It was
just a loco prejudice. Just as some gesabes has feelin's agin cats an'
snakes, or agin seein' a speckled nigger. It was just on-reasonable. So
what I'm aimin' to have you understand is the fact that it was extremely
appropriate that Peg-leg should die, that it was a blame good thing, and
somethin' to be celebrated by free drinks all round.

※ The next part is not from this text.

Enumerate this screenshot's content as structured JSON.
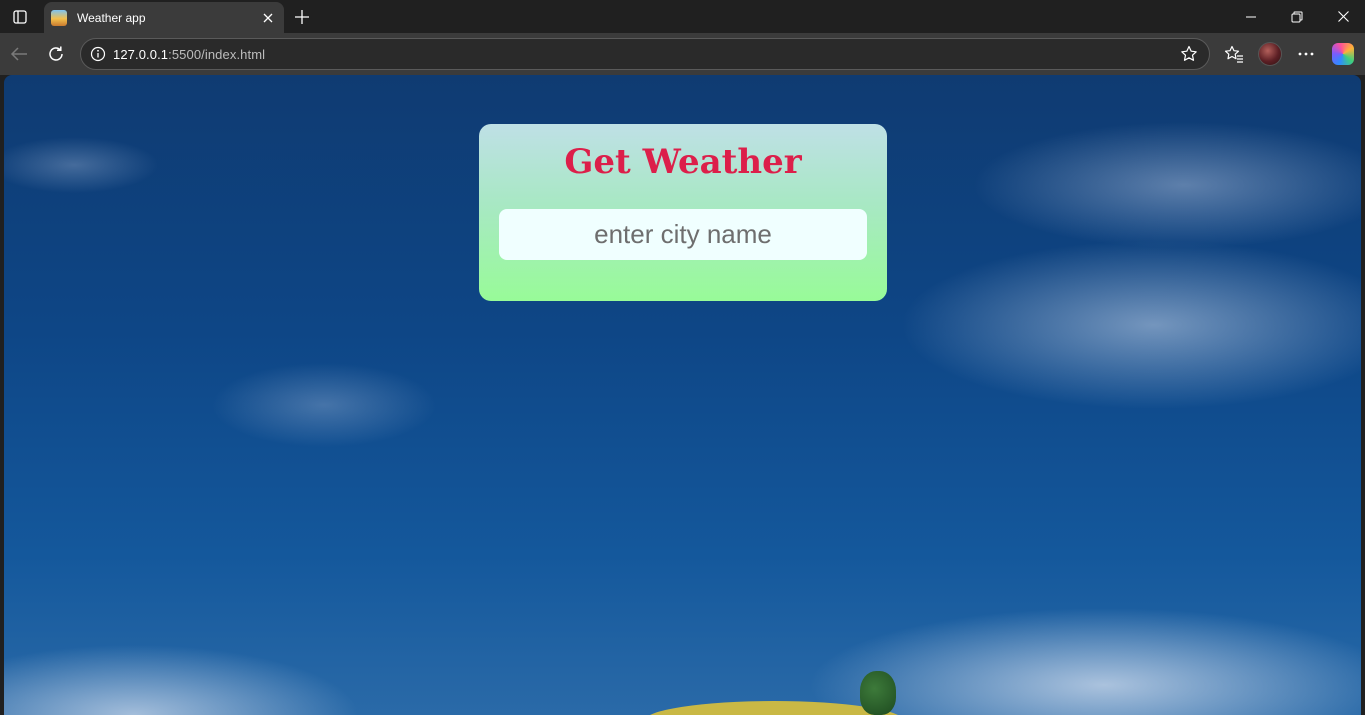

"You can say he treated me white, an' took my unsupported word. Well, so
he did; but that was in spite o' what he really was hisself, 'way on the
inside o' him. Inside o' him he was black-bad, an' it wa'n't a week
after we had made our bargint that he did for a little Mojave kid in a
way I don't like to think of.
"So when he took an' died like as how I'm a-going to tell you of, I was
plumb joyful, not only because I could feel at liberty to relieve my
mind when necessary in a manner as is approved of and rightful among
gents--not only because o' that, but because they was one less bad egg
in the cow-country.
"Now the manner o' Peg-leg's dying was sure hilarious-like. I didn't git
over laughin' about it for a month o' Sundays--an' I ain't done yet. It
was sure a joke on Peg-leg. The cutest joke that ever was played off on
him.
"It was in Sonora--Sonora, Arizona, I mean. They'd a-been a kind o' gold
excitement there, and all the boys had rounded up. The town was
full--chock-a-block. Peg-leg he was there too, drunk all the time an'
bullyin' everybody, an' slambangin' around in his same old way.